Verfahrenssprache: Deutsch

Vorlegendes Gericht

Bundesarbeitsgericht

Parteien des Ausgangsverfahrens

Klägerin: CM

Beklagter: KfH Kuratorium für Dialyse und Nierentransplantation e.V.

Vorlagefragen

1.    Sind Art. 157 AEUV sowie Art. 2 Abs. 1 Buchst. b und Art. 4 Satz 1 der Richtlinie 2006/54/EG1 so auszulegen, dass eine nationale tarifvertragliche Regelung, nach der die Zahlung von Überstundenzuschlägen nur für Arbeitsstunden vorgesehen ist, die über die regelmäßige Arbeitszeit eines vollzeitbeschäftigten Arbeitnehmers hinaus gearbeitet werden, eine Ungleichbehandlung von Vollzeitbeschäftigten und Teilzeitbeschäftigten enthält?

2.    Für den Fall, dass der Gerichtshof Frage 1 bejahen sollte:

a)    Sind Art. 157 AEUV sowie Art. 2 Abs. 1 Buchst. b und Art. 4 Satz 1 der Richtlinie 2006/54 so auszulegen, dass es in einem solchen Fall für die Feststellung, dass die Ungleichbehandlung erheblich mehr Frauen als Männer betrifft, nicht ausreicht, dass unter den Teilzeitbeschäftigten erheblich mehr Frauen als Männer sind, sondern dass hinzukommen muss, dass unter den Vollzeitbeschäftigten erheblich mehr Männer sind bzw. ein signifikant höherer Anteil von Männern ist?

b)    Oder ergibt sich auch für Art. 157 AEUV und die Richtlinie 2006/54 etwas anderes aus den Ausführungen des Gerichtshofs in Rn. 25 bis 36 des Urteils Szpital Kliniczny im. dra J. Babińskiego Samodzielny Publiczny Zaktad Opieki Zdrowotnej w Krakowie1 , wonach auch eine innerhalb einer Gruppe von an einer Behinderung leidenden Personen vorliegende Ungleichbehandlung unter den „Begriff ‚Diskriminierung‘“ nach Art. 2 der Richtlinie 2000/78/EG2 fallen kann?
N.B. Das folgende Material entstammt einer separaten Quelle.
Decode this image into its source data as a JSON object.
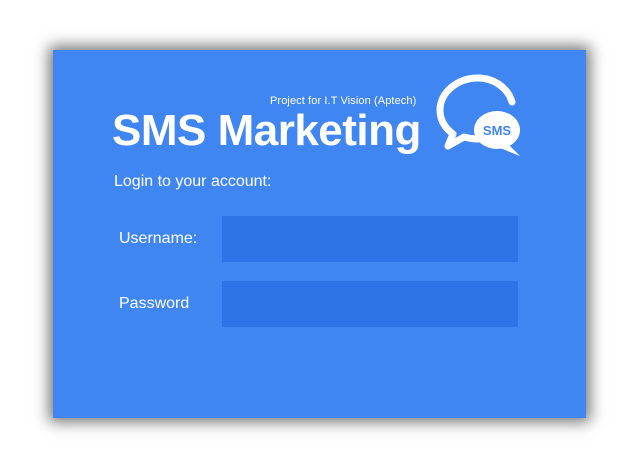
{
  "header": {
    "subtitle": "Project for I.T Vision (Aptech)",
    "title": "SMS Marketing",
    "logo_text": "SMS"
  },
  "login": {
    "heading": "Login to your account:",
    "username_label": "Username:",
    "username_value": "",
    "password_label": "Password",
    "password_value": ""
  },
  "colors": {
    "panel": "#3f86f2",
    "input_bg": "#2f74e6",
    "text": "#ffffff"
  }
}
3.    Für den Fall, dass der Gerichtshof Frage 1 bejahen und die Fragen 2 a und 2 b so beantworten sollte, dass in einem Fall wie dem des Ausgangsverfahrens festgestellt werden könnte, dass die Ungleichbehandlung beim Entgelt erheblich mehr Frauen als Männer betrifft:

Sind Art. 157 AEUV sowie Art. 2 Abs. 1 Buchst. b und Art. 4 Satz 1 der Richtlinie 2006/54 dahin auszulegen, dass es ein rechtmäßiges Ziel sein kann, wenn Tarifvertragsparteien mit einer Regelung – wie der in der Frage zu 1. aufgeführten – zwar auf der einen Seite das Ziel verfolgen, den Arbeitgeber von der Anordnung von Überstunden abzuhalten und eine Inanspruchnahme der Arbeitnehmer über das vereinbarte Maß hinaus mit einem Überstundenzuschlag zu honorieren, auf der anderen Seite allerdings auch das Ziel verfolgen, eine ungünstigere Behandlung von Vollzeitbeschäftigten gegenüber Teilzeitbeschäftigten zu verhindern und deshalb regeln, dass Zuschläge nur für Überstunden geschuldet sind, die über die kalendermonatliche Arbeitszeit eines vollzeitbeschäftigten Arbeitnehmers hinaus geleistet werden?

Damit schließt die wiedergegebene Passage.